With energy prices dropping, some restocking demand has emerged from Europe. Interest rates too have stabilized and end-users are returning to the market, imbued with positivity.
Global HRC export offers touch 6-month highs, uptrend may sustain in short term

2. Chinese revival measures: China had been badly bruised by the double whammy of its real estate market crash and Covid surge. However, with the government moving in with measures to revitalize the economy, along with easing of Covid protocols, it is expected that demand in this country will revive too. Even if Chinese mills and traders concentrate more on domestic demand, they set price directions for global markets.

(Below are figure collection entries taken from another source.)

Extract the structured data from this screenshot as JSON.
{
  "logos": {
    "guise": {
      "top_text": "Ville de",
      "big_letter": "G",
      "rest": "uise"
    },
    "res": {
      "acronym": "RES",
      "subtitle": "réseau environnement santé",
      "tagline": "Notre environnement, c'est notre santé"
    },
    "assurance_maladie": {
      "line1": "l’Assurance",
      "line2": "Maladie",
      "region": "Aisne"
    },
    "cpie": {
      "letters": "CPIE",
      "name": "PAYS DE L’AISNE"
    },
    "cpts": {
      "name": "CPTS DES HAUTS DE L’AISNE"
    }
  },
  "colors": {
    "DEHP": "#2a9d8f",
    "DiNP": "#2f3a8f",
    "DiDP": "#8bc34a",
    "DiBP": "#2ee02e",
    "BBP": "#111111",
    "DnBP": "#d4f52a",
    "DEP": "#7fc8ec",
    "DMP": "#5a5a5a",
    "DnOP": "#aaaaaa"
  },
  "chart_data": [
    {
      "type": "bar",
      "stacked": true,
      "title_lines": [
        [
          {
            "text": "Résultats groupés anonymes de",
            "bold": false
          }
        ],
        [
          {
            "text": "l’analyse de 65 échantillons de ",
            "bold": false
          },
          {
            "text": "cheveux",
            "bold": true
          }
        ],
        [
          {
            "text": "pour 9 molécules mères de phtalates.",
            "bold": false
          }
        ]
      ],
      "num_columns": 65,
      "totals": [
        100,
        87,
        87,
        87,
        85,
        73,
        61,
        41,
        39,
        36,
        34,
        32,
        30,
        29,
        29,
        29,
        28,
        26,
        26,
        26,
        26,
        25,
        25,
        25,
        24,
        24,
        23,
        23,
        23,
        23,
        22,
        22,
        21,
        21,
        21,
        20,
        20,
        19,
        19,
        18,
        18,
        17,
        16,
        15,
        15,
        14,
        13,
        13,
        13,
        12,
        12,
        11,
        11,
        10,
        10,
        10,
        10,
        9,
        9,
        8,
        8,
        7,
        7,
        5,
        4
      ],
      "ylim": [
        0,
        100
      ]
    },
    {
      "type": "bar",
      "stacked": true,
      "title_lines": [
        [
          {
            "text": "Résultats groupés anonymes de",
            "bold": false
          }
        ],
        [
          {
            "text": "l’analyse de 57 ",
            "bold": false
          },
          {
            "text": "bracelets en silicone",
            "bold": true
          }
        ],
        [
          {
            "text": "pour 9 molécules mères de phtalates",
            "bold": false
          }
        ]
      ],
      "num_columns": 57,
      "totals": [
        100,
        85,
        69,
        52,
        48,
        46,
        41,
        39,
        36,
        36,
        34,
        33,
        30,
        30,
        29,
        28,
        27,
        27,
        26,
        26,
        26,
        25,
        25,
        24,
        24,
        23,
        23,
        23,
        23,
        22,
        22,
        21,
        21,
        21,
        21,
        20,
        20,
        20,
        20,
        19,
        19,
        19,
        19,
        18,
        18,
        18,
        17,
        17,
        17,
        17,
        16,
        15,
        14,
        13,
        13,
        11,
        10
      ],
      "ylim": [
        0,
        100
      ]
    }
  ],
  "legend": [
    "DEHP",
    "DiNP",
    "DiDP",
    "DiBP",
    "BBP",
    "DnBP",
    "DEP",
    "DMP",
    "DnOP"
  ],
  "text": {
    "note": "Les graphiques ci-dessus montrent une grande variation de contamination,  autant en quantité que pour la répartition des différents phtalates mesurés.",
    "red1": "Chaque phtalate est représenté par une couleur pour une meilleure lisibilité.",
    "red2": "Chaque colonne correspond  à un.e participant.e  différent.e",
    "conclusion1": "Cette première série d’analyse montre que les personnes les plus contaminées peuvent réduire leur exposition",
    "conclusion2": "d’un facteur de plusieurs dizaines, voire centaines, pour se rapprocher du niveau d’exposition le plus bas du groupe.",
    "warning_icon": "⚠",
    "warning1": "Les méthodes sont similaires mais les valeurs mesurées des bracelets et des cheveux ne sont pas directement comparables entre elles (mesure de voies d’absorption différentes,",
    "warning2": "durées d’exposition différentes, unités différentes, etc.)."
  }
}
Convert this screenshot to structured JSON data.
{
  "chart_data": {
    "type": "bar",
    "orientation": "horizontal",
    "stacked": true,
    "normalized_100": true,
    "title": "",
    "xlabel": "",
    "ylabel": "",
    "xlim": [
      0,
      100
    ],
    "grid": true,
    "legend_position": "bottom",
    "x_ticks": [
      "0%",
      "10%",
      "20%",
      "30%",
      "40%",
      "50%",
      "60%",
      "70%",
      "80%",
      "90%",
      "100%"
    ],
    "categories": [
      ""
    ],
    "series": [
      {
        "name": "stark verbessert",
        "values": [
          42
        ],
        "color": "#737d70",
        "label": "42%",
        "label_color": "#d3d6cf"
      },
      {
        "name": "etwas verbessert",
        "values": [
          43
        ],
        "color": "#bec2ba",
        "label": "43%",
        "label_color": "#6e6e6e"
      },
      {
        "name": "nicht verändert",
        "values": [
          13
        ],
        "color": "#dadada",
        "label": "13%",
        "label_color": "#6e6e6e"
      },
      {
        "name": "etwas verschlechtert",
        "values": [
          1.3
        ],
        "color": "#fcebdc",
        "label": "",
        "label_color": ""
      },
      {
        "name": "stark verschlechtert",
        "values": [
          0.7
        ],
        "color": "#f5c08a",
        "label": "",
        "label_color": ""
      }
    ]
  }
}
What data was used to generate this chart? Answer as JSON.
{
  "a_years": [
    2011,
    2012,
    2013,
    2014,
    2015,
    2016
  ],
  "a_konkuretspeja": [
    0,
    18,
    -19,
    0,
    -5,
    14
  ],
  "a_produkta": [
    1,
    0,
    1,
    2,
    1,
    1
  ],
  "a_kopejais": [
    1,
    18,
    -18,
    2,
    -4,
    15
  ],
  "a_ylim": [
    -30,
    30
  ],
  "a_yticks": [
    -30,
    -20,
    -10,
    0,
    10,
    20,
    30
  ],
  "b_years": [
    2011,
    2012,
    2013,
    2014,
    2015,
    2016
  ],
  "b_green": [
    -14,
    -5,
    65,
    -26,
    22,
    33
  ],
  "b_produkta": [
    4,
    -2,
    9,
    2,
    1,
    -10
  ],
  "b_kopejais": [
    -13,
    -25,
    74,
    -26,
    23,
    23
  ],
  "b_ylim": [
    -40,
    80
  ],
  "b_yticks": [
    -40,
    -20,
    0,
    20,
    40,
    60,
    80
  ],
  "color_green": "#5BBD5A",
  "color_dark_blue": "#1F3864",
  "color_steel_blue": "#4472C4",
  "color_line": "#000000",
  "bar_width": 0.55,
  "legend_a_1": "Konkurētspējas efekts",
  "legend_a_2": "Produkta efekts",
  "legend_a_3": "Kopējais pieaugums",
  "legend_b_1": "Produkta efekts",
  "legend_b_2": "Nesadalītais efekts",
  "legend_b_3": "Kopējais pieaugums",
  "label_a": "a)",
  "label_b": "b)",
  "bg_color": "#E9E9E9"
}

3. Rising raw material prices: Cost push is also raising prices. Australia’s Fe62% fines imported into China, CNF Rizhao Port, are up from $82/t three months ago to $127/t currently. Brazilian Fe62% fines, CNF Qingdao Port, have moved up to $119/t from $84/t in the same period.

Premium HCC coking coal exported from Hay Point, Australia, has crept up from $287/t a month ago to $325/t.

In India, both NMDC and OMC have raised their iron ore prices. The Odisha fines index recently rose to a 7-month high.
Global HRC export offers touch 6-month highs, uptrend may sustain in short term

Outlook
Global HRC prices may sustain the uptrend in the short to medium term as winter would soon be weakening in many parts of the world after February and the season will support resumption in construction activities.

That apart, the threat of Covid has perceptibly lessened globally, which is further helping to normalize steel demand patterns.